Pendant ces quelques secondes avant la détente, revisiter ces virées en montagne, dans ce refuge perdu entre les cîmes d'arbres tous pareils, mais tous différents. Ces moments entre hommes, isolés dans l'immensité de la nature, derrière un brouillard opaque. Des parties de chasse qui s'apparentaient plus à une communion avec la nature, jusqu'à croiser la route d'un cerf. Une balle. Une seule balle.
Entendre à nouveau les gars chanter, et John jouer un nocturne de Chopin au piano, profiter en songe de cet instant suspendu avant l'horreur.


Fermer les yeux et prier. Prier pour que les dernières pensées ne soient pas celles de ce voyage en enfer, cette guerre infâme et destructrice des corps comme des âmes, pour que la poudre n'explose pas pendant un souvenir de sa dernière partie, celle qui puait la mort plus que les autres. Celle qui se déroulait là-bas, loin de chez soi, dans une cabane sur un fleuve, où il fallait affronter son frère d'armes pour pouvoir s'en sortir.

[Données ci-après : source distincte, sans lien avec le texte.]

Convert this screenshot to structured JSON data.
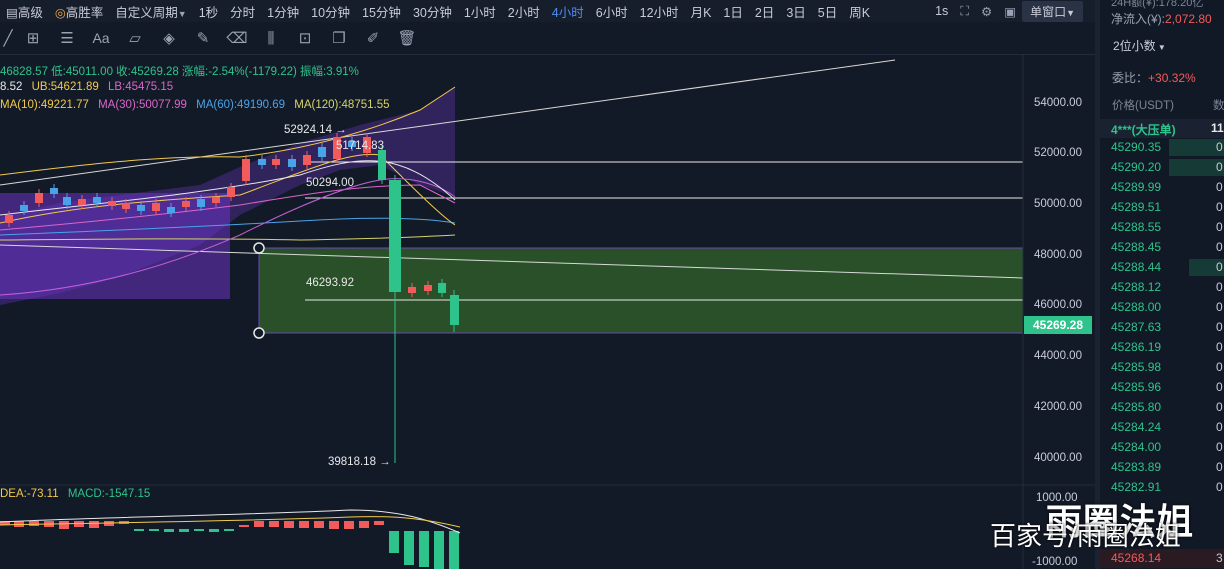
{
  "topbar": {
    "advanced": "高级",
    "high_win": "高胜率",
    "custom_period": "自定义周期",
    "periods": [
      "1秒",
      "分时",
      "1分钟",
      "10分钟",
      "15分钟",
      "30分钟",
      "1小时",
      "2小时",
      "4小时",
      "6小时",
      "12小时",
      "月K",
      "1日",
      "2日",
      "3日",
      "5日",
      "周K"
    ],
    "active_period": "4小时",
    "interval": "1s",
    "window_btn": "单窗口"
  },
  "toolbar": {
    "font_label": "Aa"
  },
  "legend": {
    "ohlc": "46828.57  低:45011.00  收:45269.28  涨幅:-2.54%(-1179.22)  振幅:3.91%",
    "boll_mid": "8.52",
    "boll_ub": "UB:54621.89",
    "boll_lb": "LB:45475.15",
    "ma10": "MA(10):49221.77",
    "ma30": "MA(30):50077.99",
    "ma60": "MA(60):49190.69",
    "ma120": "MA(120):48751.55",
    "macd_dea": "DEA:-73.11",
    "macd_val": "MACD:-1547.15"
  },
  "annotations": {
    "high_label": "52924.14 →",
    "level_51714": "51714.83",
    "level_50294": "50294.00",
    "level_46293": "46293.92",
    "low_label": "39818.18 →"
  },
  "axis": {
    "price_ticks": [
      "54000.00",
      "52000.00",
      "50000.00",
      "48000.00",
      "46000.00",
      "44000.00",
      "42000.00",
      "40000.00"
    ],
    "current_price": "45269.28",
    "macd_ticks": [
      "1000.00",
      "-1000.00"
    ]
  },
  "orderbook": {
    "top_stat": "24H额(¥):",
    "top_stat_val": "178.20亿",
    "net_inflow_label": "净流入(¥):",
    "net_inflow_value": "2,072.80",
    "decimals": "2位小数",
    "ratio_label": "委比：",
    "ratio_value": "+30.32%",
    "col_price": "价格(USDT)",
    "col_qty": "数",
    "big_order": "4***(大压单)",
    "big_order_qty": "11",
    "rows": [
      {
        "price": "45290.35",
        "qty": "0"
      },
      {
        "price": "45290.20",
        "qty": "0"
      },
      {
        "price": "45289.99",
        "qty": "0"
      },
      {
        "price": "45289.51",
        "qty": "0"
      },
      {
        "price": "45288.55",
        "qty": "0"
      },
      {
        "price": "45288.45",
        "qty": "0"
      },
      {
        "price": "45288.44",
        "qty": "0"
      },
      {
        "price": "45288.12",
        "qty": "0"
      },
      {
        "price": "45288.00",
        "qty": "0"
      },
      {
        "price": "45287.63",
        "qty": "0"
      },
      {
        "price": "45286.19",
        "qty": "0"
      },
      {
        "price": "45285.98",
        "qty": "0"
      },
      {
        "price": "45285.96",
        "qty": "0"
      },
      {
        "price": "45285.80",
        "qty": "0"
      },
      {
        "price": "45284.24",
        "qty": "0"
      },
      {
        "price": "45284.00",
        "qty": "0"
      },
      {
        "price": "45283.89",
        "qty": "0"
      },
      {
        "price": "45282.91",
        "qty": "0"
      }
    ],
    "last_row_price": "45268.14",
    "last_row_qty": "3"
  },
  "watermark": {
    "top": "雨圈法姐",
    "bottom": "百家号/雨圈法姐"
  },
  "colors": {
    "up": "#2ec38b",
    "down": "#f25b5b",
    "accent": "#4e8df5",
    "ub": "#f2c94c",
    "ma30": "#d966c9",
    "ma60": "#4aa3e8",
    "ma120": "#d4d36a"
  }
}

Fermer les yeux, justement, pour ne pas voir à l'avenir la scène en train de se dérouler, à chaque instant de répit. Pour ne pas, encore une fois, ramener à la maison plus de traumatismes qu'une centaine de vies ne suffiraient à supporter. Une fois suffit pour définitivement s'extraire de toute vie civile, de toutes relations humaines. Au-delà de l'intégrité physique, c'est un traumatisme qui passe presque inaperçu. Celui d'un homme qui s'effondre dans une chambre d'hôtel, incapable de renouer avec sa vie d'avant, marqué au fer rouge, tordu par l'horreur.
Seules la montagne et sa beauté irrépressible offrent un répit, mais elles ne masquent pas la profondeur de la blessure, l'importance de l'impact, révélée par un geste aussi simple que lever son fusil.

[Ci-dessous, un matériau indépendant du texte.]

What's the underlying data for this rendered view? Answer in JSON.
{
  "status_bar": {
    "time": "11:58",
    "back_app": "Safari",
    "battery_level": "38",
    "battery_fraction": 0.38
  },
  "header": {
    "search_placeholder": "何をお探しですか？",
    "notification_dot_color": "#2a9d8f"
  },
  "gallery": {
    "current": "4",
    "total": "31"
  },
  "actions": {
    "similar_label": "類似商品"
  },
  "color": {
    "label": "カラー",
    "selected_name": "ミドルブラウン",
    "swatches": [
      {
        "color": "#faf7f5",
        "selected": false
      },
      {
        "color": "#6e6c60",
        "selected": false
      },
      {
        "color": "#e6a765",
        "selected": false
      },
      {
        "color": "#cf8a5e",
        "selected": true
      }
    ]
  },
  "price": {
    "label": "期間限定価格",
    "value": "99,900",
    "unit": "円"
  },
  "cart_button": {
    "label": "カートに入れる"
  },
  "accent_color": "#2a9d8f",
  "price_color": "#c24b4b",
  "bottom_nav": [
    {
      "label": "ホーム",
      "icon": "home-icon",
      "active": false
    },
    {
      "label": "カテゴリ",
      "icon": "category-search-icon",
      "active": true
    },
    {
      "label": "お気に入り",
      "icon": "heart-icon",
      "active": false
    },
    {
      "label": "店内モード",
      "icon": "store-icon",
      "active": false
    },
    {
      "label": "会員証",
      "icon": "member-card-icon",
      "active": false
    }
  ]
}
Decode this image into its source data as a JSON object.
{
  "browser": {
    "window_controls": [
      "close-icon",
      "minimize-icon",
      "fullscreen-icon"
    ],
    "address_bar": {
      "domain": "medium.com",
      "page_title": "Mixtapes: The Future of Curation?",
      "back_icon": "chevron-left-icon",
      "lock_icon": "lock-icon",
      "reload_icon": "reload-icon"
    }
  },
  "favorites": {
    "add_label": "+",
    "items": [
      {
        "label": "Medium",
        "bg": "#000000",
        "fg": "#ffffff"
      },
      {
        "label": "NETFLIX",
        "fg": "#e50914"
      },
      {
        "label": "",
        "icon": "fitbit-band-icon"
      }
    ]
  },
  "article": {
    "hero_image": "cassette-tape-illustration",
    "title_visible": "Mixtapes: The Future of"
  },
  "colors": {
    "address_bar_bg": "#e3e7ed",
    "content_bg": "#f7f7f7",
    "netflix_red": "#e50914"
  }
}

Fermer les yeux pour s'échapper de ce clapier oublié quelque part au Viet-Nam, pour espérer pouvoir ramener son frère, condamné à répéter depuis des années cette danse macabre de laquelle il ne pensait jamais réchapper la première fois. Et entre deux moments d'angoisse, alors que les parieurs hurlent autour, ouvrir les yeux pour croiser son regard, un regard perdu, fou, apeuré. Une fois les yeux ouverts, c'est à lui de jouer. Vite, très vite. Trop vite. Une balle. Une seule balle.


Alors, dans un moment de profonde détresse, il faut se rappeler la promesse faite un soir d'ivresse, dans un moment terrifiant de lucidité, d'inquiétude, bien avant l'épouvante. Retourner à la maison.


Fermer les yeux.
Pour que les larmes s'écoulent moins vite.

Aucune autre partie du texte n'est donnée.